Former Cabinet minister Simon Clarke said the party’s vote could collapse if the Government does not help people onto the housing ladder with a building spree.
Chancellor Jeremy Hunt acknowledged the difficulties faced by people trying to buy their first home and said planning rules often set “local communities against the national need to build more houses”.
The Prime Minister pulled a vote on legislation that would set a target of building 300,000 homes per year when dozens of Tories threatened to rebel.
Downing Street insisted it stands by the manifesto commitment but appeared to concede it would be missed, as it sought to blame the coronavirus pandemic.
Mr Clarke, a former levelling up secretary, said: “If you want to see what the future of the Conservatives is when we don’t build homes, look at London.
“Our collapsing vote in the capital is at least in part because you can’t make the case for popular Conservatism if you can’t afford to buy, or even rent.
“The flip side, why can we win in areas like Teesside? It’s at least in part because if you are a nurse or a teacher, you can still afford a proper family home. This isn’t rocket science – it’s economics and politics 101.”
Mr Sunak suffered a blow to his authority on Tuesday when the Government put off a vote expected on Monday after nearly 50 of his MPs signed an amendment.
The proposed changes to the flagship Levelling Up Bill would ban councils from taking centrally set housebuilding targets into account when deciding on planning applications.
Mr Clarke told LBC the amendment risks “kiboshing” housebuilding efforts.

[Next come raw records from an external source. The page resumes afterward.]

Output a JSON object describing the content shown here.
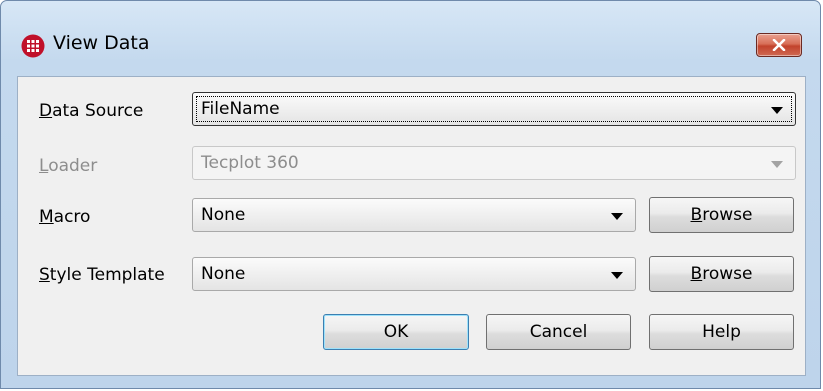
{
  "window": {
    "title": "View Data"
  },
  "form": {
    "data_source": {
      "label_accel": "D",
      "label_rest": "ata Source",
      "value": "FileName"
    },
    "loader": {
      "label_accel": "L",
      "label_rest": "oader",
      "value": "Tecplot 360"
    },
    "macro": {
      "label_accel": "M",
      "label_rest": "acro",
      "value": "None"
    },
    "style_template": {
      "label_accel": "S",
      "label_rest": "tyle Template",
      "value": "None"
    }
  },
  "buttons": {
    "browse_accel": "B",
    "browse_rest": "rowse",
    "ok": "OK",
    "cancel": "Cancel",
    "help": "Help"
  },
  "colors": {
    "frame": "#c4d9ee",
    "client": "#f0f0f0",
    "close": "#c2432c",
    "default_button_border": "#3c7fb1"
  },
  "icons": [
    "app-grid-icon",
    "close-icon",
    "chevron-down-icon"
  ]
}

“We’re roughly at a position now where we build about a quarter of a million new homes a year against our target of 300,000,” he said.
“The risk is that this amendment, which is well intentioned I’m sure, and reflects the honest pressures which exist in certain parts of the country around new homes, risks absolutely kiboshing that.
“We’ve got independent estimates that it could kill up to 100,000 of those new starts… take us back down to 140,000 odd per year.
“That will be a disaster economically, it will be wrong socially, because young people won’t be able to afford new homes.”
The 2019 Tory manifesto set a target of building 300,000 homes a year by the mid-2020s.
The Prime Minister’s official spokesman said: “That commitment remains. When it comes to housing, we want to build more homes in the right places, we are committed to that goal, which is by the mid-2020s.
“We recognise that coming out of the pandemic that is a more challenging situation but we remain committed to that.”
Mr Hunt told MPs on the Treasury Committee: “We are very aware of the difficulty that young people have getting on to the housing ladder and we are also very aware of shortcomings in the planning system.
“The root problem that I, as Chancellor, have to look at is the way that incentives are not aligned across the planning system.
“We do need to ask ourselves why it is that the way our planning rules work often sets local communities against the national need to build more houses and how we can improve that.
“That’s certainly something that I will be looking at.”